Where day two is at a different _rev URL:

As a result of this, you don't actually have to name files uniquely in order for this to work :slight_smile:

Further, while rendering the report, you have access to the revision information in your code through environment variables (described here):

https://docs.rstudio.com/connect/user/rmarkdown/#r-markdown-including-urls

Unfortunately, today there is not a great way to list these output bundles for programmatic perusal as you may be shooting to do. Is it possible for you to articulate what you're shooting for here? What do you plan to use these HTML documents for over time, and how will they be referenced?

If you want to decouple the output HTML from the Rmd that produced it, then you could also deploy the static HTML as its own static content item on Connect (perhaps using the experimental connectapi package to marshal programmatic deployment, or calling the API directly).

EDIT: Formal docs on this topic are here: Posit Connect Documentation Version 2024.02.0 - Report History

1 Like

Thanks Cole. I knew about the neat history feature but it didn't quite do what I wanted for 2 reasons:

  1. The unique titles included information about which segment was included in the report if not not all products/customers were included, and that segment can change regularly (ie although a single Rmd builds all the output htmls the contents of the htmls themselves differ from day to day)
  2. Diving through a history made it difficult for stakeholders to spot the report they were looking for, esp if they were looking for a specific segment.

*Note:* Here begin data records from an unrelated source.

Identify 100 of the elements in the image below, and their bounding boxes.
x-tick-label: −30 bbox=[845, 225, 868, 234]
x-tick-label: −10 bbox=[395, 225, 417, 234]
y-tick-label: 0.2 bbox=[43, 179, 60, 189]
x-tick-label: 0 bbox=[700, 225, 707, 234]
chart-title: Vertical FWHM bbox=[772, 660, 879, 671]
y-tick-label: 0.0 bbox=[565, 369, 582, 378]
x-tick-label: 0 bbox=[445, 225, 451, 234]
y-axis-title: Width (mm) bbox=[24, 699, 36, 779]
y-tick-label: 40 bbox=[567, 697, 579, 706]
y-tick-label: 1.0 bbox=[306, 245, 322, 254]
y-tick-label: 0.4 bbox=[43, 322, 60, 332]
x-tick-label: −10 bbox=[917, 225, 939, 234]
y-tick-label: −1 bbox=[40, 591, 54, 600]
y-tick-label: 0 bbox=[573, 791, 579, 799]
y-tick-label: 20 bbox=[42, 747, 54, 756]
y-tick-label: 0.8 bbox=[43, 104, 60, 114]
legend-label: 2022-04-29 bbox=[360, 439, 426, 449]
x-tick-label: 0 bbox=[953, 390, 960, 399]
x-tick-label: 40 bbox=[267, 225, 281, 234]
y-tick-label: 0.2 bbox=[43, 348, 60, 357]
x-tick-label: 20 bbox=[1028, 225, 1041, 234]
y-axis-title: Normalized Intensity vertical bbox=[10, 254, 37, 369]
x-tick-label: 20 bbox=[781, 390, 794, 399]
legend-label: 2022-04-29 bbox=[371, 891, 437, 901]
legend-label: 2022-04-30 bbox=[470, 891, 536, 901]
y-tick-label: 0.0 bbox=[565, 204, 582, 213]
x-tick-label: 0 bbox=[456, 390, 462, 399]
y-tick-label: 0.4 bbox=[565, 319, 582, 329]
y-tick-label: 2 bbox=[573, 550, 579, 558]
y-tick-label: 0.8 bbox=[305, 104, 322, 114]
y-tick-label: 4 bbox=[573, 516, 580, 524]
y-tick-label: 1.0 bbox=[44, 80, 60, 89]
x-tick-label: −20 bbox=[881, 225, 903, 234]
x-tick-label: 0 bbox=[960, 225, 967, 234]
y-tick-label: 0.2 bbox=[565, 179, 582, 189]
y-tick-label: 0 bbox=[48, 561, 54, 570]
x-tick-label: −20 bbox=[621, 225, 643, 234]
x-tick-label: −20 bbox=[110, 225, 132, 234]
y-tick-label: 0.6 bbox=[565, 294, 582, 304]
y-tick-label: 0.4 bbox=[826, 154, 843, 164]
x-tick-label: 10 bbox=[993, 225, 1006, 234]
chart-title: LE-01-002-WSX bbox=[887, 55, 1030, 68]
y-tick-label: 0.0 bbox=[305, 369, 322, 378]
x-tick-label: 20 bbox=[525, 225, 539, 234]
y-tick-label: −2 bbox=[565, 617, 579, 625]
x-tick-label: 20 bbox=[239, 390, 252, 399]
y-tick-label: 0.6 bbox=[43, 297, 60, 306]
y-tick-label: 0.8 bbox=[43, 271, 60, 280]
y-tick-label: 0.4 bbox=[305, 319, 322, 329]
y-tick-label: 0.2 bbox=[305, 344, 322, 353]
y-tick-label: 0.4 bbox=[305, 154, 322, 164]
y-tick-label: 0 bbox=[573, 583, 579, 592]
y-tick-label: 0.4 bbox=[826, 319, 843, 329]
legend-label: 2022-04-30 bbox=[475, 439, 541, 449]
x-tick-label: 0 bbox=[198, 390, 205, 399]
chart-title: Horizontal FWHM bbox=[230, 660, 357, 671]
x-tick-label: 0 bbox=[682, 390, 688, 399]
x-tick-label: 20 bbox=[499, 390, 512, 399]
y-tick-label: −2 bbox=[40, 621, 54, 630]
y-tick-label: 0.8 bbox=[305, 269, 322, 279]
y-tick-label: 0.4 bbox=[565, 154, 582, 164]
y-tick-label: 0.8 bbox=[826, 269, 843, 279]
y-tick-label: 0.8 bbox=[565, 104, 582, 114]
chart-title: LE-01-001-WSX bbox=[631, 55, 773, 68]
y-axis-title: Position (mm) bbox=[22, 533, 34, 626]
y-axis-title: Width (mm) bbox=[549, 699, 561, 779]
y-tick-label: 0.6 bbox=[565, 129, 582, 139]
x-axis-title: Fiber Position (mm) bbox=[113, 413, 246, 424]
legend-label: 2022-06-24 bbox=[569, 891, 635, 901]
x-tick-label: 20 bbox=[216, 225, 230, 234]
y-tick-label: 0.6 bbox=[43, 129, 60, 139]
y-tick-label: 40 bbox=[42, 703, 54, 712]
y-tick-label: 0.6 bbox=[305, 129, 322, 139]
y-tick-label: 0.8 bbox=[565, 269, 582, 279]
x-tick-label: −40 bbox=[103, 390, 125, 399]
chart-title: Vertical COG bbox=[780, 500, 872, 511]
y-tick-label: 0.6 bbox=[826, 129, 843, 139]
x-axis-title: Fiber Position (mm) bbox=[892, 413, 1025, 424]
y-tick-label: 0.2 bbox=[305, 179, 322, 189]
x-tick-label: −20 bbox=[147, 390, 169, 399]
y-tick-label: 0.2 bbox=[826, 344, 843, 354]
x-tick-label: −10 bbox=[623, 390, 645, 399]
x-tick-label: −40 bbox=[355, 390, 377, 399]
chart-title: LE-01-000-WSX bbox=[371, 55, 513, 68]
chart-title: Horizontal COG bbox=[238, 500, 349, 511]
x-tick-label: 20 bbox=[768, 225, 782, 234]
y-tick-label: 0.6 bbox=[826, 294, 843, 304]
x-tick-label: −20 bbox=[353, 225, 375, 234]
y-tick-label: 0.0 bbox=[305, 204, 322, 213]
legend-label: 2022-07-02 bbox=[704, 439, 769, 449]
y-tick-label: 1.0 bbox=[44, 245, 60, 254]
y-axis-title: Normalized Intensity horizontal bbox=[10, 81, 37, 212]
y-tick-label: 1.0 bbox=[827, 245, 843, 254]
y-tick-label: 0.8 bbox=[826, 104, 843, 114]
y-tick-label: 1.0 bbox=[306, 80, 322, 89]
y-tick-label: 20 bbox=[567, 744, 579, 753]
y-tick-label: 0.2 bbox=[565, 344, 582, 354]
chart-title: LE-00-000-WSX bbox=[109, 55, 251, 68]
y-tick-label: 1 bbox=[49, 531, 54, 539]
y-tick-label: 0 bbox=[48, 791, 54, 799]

I played with my original set up and got it to work as I wanted. I may be pushing the boundaries of what RSC was designed for :smile:, but it meets our needs well. Bullet point version:

  • Rmd #1 determines whether an html report (= for stakeholders) should be run and if so, for which segment(s).
  • If a report should be generated, it renders Rmd #2 for each segment. Each time Rmd #2 is knitted it outputs a uniquely named html file that I list as an output_file for Rmd #1.
  • Rmd #1 is scheduled to run daily and creates a log of which html reports were generated that day.
  • The Rmd #1 log includes the URLs to the output files so they can be easy to find in RSConnect.
  • In Rmd #1 I customize the emails that are sent daily so they are only sent when a new html/stakeholder report is available and includes in each of the HTML reports as attachments.

I'll try to write up a blog post on it with more detail if others might find it useful.

1 Like

Apologies for the delayed response here @joseepoirier! Thanks for sharing this detail, that is very helpful! We would love to see more detail (and I'm sure others would as well), so please do let us know if / when you have a chance to write up more detail! A post in R Admins / RStudio Connect linking to your blog post would be very welcome!

Please let us know if you have other thoughts / ideas / questions / feedback for us!!